Editor's Note
January 2005
Fresh Start
Laugh if you will, but I love a good New Year's resolution. So what if the same one gets repeated year after year and turns stale by March? There's something heartening in that brief and shining moment when, as ritual, we pause to ponder what a new beginning could mean. More mindfulness? A more giving soul? A cleaner house? Oh, the joy!
I thought a lot about fresh possibilities during the holidays and the weeks before as we prepared this issue of NEA Today. Mostly it was because of you. In our cover story, "Closing the Gap," educators show what happens when they embrace the idea that every child can succeed. The wonderfully creative approaches some of you have dreamed up to shrink the chasm between kids who are making it and those who are not have everything to do with an exploring spirit—one that nudges you to turn down different paths and think "new way," "new attitude."
Lucky for you, inspiration abounds—in the form of enthusiastic, never-say-can't colleagues like Lucille Clay, the cafeteria pro whose busy world we captured in "Say Lunch?". Like her, many of you see each day as another opportunity to make something good happen.

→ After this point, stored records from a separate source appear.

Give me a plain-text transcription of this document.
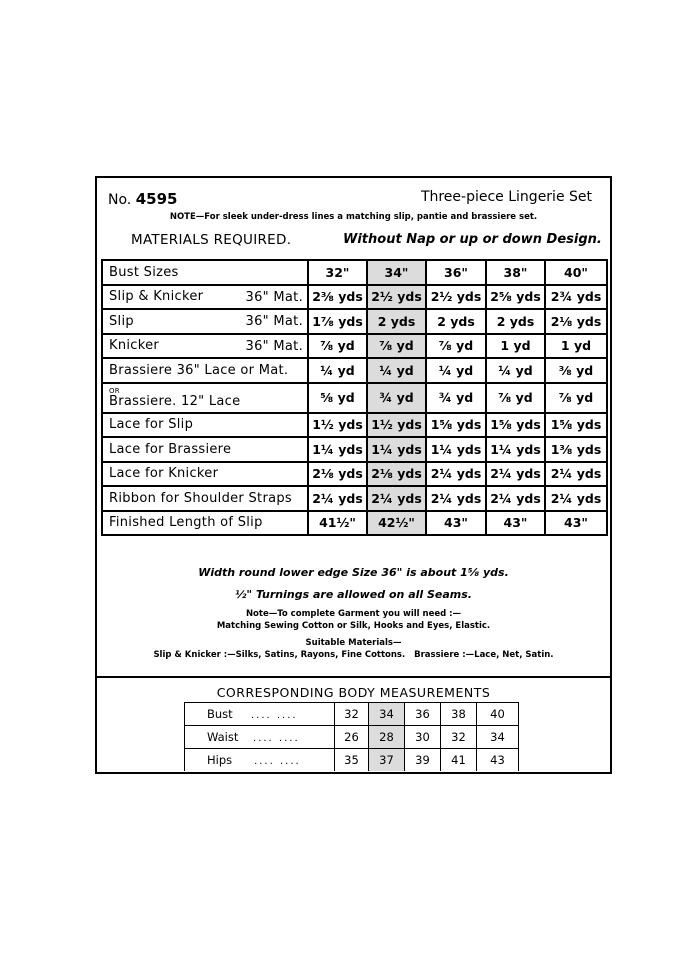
No. 4595	Three-piece Lingerie Set
NOTE—For sleek under-dress lines a matching slip, pantie and brassiere set.
MATERIALS REQUIRED.	Without Nap or up or down Design.
Bust Sizes	32"	34"	36"	38"	40"
Slip & Knicker 36" Mat.	2⅜ yds	2½ yds	2½ yds	2⅝ yds	2¾ yds
Slip 36" Mat.	1⅞ yds	2 yds	2 yds	2 yds	2⅛ yds
Knicker 36" Mat.	⅞ yd	⅞ yd	⅞ yd	1 yd	1 yd
Brassiere 36" Lace or Mat.	¼ yd	¼ yd	¼ yd	¼ yd	⅜ yd

OR
Brassiere. 12" Lace	⅝ yd	¾ yd	¾ yd	⅞ yd	⅞ yd
Lace for Slip	1½ yds	1½ yds	1⅝ yds	1⅝ yds	1⅝ yds
Lace for Brassiere	1¼ yds	1¼ yds	1¼ yds	1¼ yds	1⅜ yds
Lace for Knicker	2⅛ yds	2⅛ yds	2¼ yds	2¼ yds	2¼ yds
Ribbon for Shoulder Straps	2¼ yds	2¼ yds	2¼ yds	2¼ yds	2¼ yds
Finished Length of Slip	41½"	42½"	43"	43"	43"
Width round lower edge Size 36" is about 1⅝ yds.
½" Turnings are allowed on all Seams.
Note—To complete Garment you will need :—
Matching Sewing Cotton or Silk, Hooks and Eyes, Elastic.
Suitable Materials—
Slip & Knicker :—Silks, Satins, Rayons, Fine Cottons. Brassiere :—Lace, Net, Satin.
CORRESPONDING BODY MEASUREMENTS
Bust .... ....	32	34	36	38	40
Waist .... ....	26	28	30	32	34
Hips .... ....	35	37	39	41	43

I think of Sally Sharp, a New Jersey member who telephoned me recently just to gush about the day-to-day victories at a place where victories once weren't expected. "I drive every day to a school that's surrounded by drug addicts and poverty and things you wouldn't believe," she told me. "But when I get inside, it's like a little oasis. What goes on is awesome." Her colleagues at Creative Arts High School in Camden, she said, get goose bumps just thinking of ways to nurture the talents of their students. And ah, the return.
So, hats off to you this New Year. Keep stepping, exploring, resolving. And don't worry that in 2005 you still may not phone your mother-in-law every week, or put an end to nighttime munching and drop 20 pounds, or read the complete works of, well…anybody. Put it on the list anyway. It's about hope—and that, as you know best, has legs.